Assisi © Livia Hengel


Brisighella, located in the verdant and fertile Emilia-Romagna region, is a medieval town with defensive walls and a prominent castle fortress at its precipice. The Rocca Manfrediana Castle dates back to the 14th century and continues important works of medieval military art while the nearby clock tower was erected in the 13th century and had similar defensive purposes. Brisighella is a pleasure to walk through for its cobblestone alleyways and contains an ancient elevated street with arched windows that was used by merchants. It is listed as one of the Borghi più belli d’Italia, Italy’s most beautiful villages, and holds a number of festivals throughout the year, making it worth a visit in any season.

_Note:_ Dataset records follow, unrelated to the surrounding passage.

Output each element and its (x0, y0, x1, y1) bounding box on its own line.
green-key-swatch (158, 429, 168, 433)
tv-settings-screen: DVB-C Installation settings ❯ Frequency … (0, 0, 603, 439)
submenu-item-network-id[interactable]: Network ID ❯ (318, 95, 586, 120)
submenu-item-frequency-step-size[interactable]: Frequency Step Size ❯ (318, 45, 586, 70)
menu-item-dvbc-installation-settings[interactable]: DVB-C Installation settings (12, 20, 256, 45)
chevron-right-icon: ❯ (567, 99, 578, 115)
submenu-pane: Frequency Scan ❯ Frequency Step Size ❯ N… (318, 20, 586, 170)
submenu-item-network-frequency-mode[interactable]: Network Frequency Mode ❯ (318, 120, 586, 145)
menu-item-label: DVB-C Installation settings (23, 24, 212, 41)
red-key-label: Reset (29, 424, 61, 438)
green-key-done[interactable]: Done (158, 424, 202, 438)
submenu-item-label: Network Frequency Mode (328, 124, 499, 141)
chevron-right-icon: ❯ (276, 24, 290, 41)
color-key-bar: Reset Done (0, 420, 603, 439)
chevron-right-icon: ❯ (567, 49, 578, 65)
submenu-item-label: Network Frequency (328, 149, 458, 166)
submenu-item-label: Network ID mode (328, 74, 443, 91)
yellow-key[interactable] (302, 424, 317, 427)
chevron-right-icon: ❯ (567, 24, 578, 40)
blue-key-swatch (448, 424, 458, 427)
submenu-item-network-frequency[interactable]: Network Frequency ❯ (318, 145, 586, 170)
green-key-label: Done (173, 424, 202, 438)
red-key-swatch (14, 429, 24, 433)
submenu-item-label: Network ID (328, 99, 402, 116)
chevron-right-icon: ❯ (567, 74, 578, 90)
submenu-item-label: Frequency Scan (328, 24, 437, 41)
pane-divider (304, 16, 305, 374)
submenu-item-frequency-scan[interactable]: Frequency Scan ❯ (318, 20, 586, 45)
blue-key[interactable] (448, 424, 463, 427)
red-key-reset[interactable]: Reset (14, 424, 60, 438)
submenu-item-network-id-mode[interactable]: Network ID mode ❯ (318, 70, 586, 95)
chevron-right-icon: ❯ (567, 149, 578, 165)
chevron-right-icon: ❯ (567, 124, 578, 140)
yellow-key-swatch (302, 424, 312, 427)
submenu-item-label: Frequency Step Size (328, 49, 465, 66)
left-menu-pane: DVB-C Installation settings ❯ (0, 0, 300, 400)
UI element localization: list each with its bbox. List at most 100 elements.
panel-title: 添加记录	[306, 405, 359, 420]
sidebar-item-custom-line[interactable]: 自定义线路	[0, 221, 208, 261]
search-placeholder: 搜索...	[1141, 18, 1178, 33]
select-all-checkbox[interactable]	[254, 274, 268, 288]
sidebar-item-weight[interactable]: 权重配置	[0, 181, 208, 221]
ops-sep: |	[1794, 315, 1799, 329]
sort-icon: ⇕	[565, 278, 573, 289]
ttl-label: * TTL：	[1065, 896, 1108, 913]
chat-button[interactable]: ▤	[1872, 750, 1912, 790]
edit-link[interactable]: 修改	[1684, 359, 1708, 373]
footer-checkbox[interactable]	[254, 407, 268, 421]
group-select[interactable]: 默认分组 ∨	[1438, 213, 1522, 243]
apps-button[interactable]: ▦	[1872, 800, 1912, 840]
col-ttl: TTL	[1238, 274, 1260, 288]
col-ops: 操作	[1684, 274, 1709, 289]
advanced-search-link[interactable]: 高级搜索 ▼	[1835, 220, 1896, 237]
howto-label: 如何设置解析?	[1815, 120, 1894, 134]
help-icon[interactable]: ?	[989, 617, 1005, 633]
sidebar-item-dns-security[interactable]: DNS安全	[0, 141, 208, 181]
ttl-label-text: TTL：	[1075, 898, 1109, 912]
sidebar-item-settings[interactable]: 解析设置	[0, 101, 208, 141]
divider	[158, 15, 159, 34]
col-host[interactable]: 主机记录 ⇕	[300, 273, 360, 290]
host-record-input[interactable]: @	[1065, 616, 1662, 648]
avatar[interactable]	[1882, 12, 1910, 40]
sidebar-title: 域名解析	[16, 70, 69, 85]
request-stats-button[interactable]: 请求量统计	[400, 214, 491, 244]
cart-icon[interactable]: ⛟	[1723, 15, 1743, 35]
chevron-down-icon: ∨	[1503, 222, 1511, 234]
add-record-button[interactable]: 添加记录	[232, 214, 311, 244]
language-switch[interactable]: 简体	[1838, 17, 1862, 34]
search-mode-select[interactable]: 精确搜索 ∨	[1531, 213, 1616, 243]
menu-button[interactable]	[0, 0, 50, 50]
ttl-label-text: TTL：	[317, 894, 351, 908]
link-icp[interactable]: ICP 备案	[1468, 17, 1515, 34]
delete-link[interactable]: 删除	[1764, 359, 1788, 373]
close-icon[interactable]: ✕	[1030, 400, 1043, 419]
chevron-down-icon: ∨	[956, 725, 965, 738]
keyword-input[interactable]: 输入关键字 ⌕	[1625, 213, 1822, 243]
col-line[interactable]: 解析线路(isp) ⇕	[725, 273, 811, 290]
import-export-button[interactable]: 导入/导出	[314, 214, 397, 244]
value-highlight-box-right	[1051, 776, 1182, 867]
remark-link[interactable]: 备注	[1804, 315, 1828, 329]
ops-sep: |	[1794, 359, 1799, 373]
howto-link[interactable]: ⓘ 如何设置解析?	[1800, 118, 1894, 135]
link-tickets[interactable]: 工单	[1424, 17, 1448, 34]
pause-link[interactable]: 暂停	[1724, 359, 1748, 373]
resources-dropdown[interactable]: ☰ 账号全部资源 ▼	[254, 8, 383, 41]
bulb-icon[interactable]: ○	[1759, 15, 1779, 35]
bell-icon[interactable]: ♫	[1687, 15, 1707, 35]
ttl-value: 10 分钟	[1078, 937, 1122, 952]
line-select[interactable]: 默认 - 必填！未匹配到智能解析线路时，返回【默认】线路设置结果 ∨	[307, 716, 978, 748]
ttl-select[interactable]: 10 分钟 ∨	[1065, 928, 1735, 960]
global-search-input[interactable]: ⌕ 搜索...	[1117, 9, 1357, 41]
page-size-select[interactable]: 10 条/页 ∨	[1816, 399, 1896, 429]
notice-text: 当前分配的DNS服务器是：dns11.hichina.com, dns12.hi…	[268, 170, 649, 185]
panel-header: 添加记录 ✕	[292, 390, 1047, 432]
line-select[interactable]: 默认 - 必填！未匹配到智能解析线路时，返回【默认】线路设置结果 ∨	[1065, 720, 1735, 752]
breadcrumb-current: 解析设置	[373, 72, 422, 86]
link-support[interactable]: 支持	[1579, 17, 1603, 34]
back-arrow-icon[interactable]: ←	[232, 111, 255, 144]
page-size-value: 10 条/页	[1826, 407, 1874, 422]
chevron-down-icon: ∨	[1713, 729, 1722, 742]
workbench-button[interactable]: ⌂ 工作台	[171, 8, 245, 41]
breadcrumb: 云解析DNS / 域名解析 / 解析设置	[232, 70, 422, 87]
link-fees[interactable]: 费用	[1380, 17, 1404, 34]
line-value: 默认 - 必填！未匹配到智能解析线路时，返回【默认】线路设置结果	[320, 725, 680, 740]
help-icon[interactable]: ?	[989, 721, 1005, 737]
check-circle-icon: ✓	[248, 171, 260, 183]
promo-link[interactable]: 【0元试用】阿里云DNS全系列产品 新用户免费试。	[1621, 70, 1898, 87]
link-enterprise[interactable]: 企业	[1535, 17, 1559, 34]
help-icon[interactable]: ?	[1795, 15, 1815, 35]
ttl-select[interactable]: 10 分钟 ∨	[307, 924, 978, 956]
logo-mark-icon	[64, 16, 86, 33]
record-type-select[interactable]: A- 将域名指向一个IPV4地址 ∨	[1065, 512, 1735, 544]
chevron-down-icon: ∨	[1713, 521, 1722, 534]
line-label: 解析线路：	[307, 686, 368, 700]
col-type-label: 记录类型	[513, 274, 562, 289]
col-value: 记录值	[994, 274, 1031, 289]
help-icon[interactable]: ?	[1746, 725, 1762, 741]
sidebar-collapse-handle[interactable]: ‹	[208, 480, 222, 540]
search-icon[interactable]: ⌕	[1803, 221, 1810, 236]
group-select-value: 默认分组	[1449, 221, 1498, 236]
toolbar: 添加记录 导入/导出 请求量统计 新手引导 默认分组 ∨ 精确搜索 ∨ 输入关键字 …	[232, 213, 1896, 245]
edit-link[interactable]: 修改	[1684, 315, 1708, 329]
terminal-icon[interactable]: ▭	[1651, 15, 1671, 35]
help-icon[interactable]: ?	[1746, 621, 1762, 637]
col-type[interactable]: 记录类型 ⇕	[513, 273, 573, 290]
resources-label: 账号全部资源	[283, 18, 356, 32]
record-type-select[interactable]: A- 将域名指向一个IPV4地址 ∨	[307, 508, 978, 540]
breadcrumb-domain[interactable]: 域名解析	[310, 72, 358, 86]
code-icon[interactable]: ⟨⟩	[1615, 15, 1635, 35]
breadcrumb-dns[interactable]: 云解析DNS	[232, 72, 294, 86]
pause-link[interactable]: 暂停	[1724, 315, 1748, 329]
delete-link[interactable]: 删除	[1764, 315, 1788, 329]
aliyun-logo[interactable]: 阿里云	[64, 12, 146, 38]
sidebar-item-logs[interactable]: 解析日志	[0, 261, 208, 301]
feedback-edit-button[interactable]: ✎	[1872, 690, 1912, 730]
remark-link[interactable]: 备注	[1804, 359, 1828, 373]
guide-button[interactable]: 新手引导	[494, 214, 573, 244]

Brisighella © Livia Hengel


The Umbrian town of Orvieto is one of the most delightful destinations in central Italy and a great place for a weekend escape from Rome. With its pedestrian-friendly center, noteworthy sites, dozens of tantalizing restaurants and one of the country’s most formidable cathedrals, Orvieto is a diamond in the rough overshadowed by its more famous Tuscan neighbors. The Duomo di Orvieto rises up above the skyline with its striking facade that musters up particularly stirring emotions at street level for its incongruity with the town’s small and winding alleyways. It is a must-visit for its gorgeous frescoed chapels, particularly Luca Signorelli’s depictions of the Last Judgement, which is said to have inspired some of Michelangelo’s figures in the Sistine Chapel. The lofty Torre del Moro bell tower affords incredible views of the town and Umbrian countryside, which are particularly magnificent at sunset.

Orvieto © Livia Hengel


Sicily’s crown jewel Taormina was inhabited by an Italic tribe during the Iron Age even before the Greeks arrived on the island in 734 BC. With its marvelous location overlooking the Ionian Coast, it has been beloved through millennia and became a well-known tourist destination in the 19th century when German artists and writers such as Wilhelm von Gloeden and Johann Wolfgang Goethe spoke of its praises. In the 20th century, Taormina attracted literary figures such as D.H. Lawrence and Truman Capote, both of whom lived in the same villa, albeit decades apart. Taormina’s main attraction is its ancient 3rd century Greek theater, the second largest in Sicily and one of its best preserved; it continues to be used for operatic and theatrical performances and concerts in the summer months, making for a truly remarkable viewing and listening experience.

Taormina © Livia Hengel


Located in the Maremma region of southern Tuscany, Pitigliano rises dramatically from a tufa ridge with houses built directly into the cliff, blurring where nature begins and ends. Originally inhabited by the Etruscans, the town traded hands between a number of noble families vying for power in central Italy, among them the Orsini family who built the fortified 13th century Palazzo Orsini, which remains a point of interest for visitors. Pitigliano is regarded as “the little Jerusalem” due to the historical presence of a large Jewish community that settled in the town to avoid persecution during the Counter-Reformation in the 16th century. Unlike in bigger cities, the Jews were not initially confined to living in ghettos and were well integrated in the town’s social and economic life until the rise of Fascism and anti-Semetic campaigns began in the lead up to World War II. Today only a handful of Jews still live in the town but their heritage persists through a Synagogue and Jewish cemetery.